Being in Houston so much, meant that I was close to my family and I was going to see them more often. My aunt and grandmother got to see me a lot because they tended to be off work while Matt was at work so we always went shopping and to lunch, which made me happy as they are amazing women. My Aunt Terry is the second person in our family I came out to and she knew who Matt was, but agreed to just not tell the rest of the family. While visiting one day, my grandmother asked where I was staying while I was in Houston and I told her my friend Matt’s house. “You seem to be staying at Matt’s all the time,” she replied and I explained we were close friends. We continued on in conversation and like an A.D.D. child, my grandmother in the middle of a different topic, looked at me and said, “what kind of friend is Matthew?” BAM!! 18-wheeler and brick wall, not what I was expecting to come out of her mouth. “What do you mean, Mamaw?” I replied. She wanted to know if Matt was my friend or my frieeeennnndd, yes, she said it nice and slow. I thought about it for a second and then realized I just had to tell her, “Well, if you are asking if he is my boyfriend, then yes. He is, and he makes me really happy.” She looked at me, then at my aunt Terry, and said, “Well thank God, because I thought I was just making this up.”
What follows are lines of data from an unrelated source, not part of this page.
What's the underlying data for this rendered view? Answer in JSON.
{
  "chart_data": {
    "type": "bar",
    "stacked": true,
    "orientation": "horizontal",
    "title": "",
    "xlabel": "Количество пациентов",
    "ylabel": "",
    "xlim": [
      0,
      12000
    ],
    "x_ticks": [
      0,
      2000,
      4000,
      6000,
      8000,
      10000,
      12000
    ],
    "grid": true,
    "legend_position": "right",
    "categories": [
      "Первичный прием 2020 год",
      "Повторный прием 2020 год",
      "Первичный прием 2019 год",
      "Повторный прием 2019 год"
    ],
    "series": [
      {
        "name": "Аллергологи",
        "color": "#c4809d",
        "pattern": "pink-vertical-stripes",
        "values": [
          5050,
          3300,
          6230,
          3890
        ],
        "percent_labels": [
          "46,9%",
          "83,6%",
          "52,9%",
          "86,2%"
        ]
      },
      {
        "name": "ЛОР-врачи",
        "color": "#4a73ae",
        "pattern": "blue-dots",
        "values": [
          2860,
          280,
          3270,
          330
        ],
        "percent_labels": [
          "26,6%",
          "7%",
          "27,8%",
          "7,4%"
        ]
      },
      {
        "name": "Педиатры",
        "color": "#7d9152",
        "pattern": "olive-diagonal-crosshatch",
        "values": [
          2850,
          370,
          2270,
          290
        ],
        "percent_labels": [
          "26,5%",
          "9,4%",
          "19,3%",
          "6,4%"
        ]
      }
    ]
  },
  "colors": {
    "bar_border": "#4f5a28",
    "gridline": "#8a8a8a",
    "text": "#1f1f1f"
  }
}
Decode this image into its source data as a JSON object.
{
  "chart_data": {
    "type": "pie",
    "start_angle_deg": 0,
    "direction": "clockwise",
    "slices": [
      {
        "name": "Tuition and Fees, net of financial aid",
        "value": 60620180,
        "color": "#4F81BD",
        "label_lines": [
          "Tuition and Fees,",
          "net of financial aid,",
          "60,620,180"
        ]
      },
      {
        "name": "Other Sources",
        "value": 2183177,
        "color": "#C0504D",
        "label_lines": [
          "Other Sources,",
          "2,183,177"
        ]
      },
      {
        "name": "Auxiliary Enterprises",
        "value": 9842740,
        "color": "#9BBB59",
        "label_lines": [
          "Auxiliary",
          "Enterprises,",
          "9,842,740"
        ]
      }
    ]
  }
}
Later that day, we were going to shop and we got a call from my other aunt, saying Grandpa wasn’t feeling well. Now I couldn’t hear this but when my grandmother told them to have him lay down and we would be there as soon as possible, I knew something was wrong. Being in the medical field I wanted to know what was going on. We got there and found my grandfather pale, clammy and sweaty. At 79, he had never had any problems and this was something big I could tell. I got an ambulance there and wow, it seems as though they take forever when you are waiting. So I called Matt as I needed that support. He was amazing, calmed me down and made sure I was level-headed. We got everything in order before heading to the hospital. My grandparents were there with nothing, since my grandmother just jumped in the ambulance and left with them. Matt had only met them once, but was the first one at the hospital and was able to make sure they were fine and gave us a report as we were trying to get to downtown Houston (not an easy thing when stressed). After all was said and done my grandfather had surgery and is fine but that is when I realized for the first time, I was in love.
This was the moment and the perfect man was the one I got to say “I love you” to for the first time. It was amazing. That is when I knew for sure, not all guys were horrible and I was going to be happy. I didn’t know until then what love felt like, but I was glad he was the one I learned it from. Matt and I later went our separate ways, but there is nothing like your first love.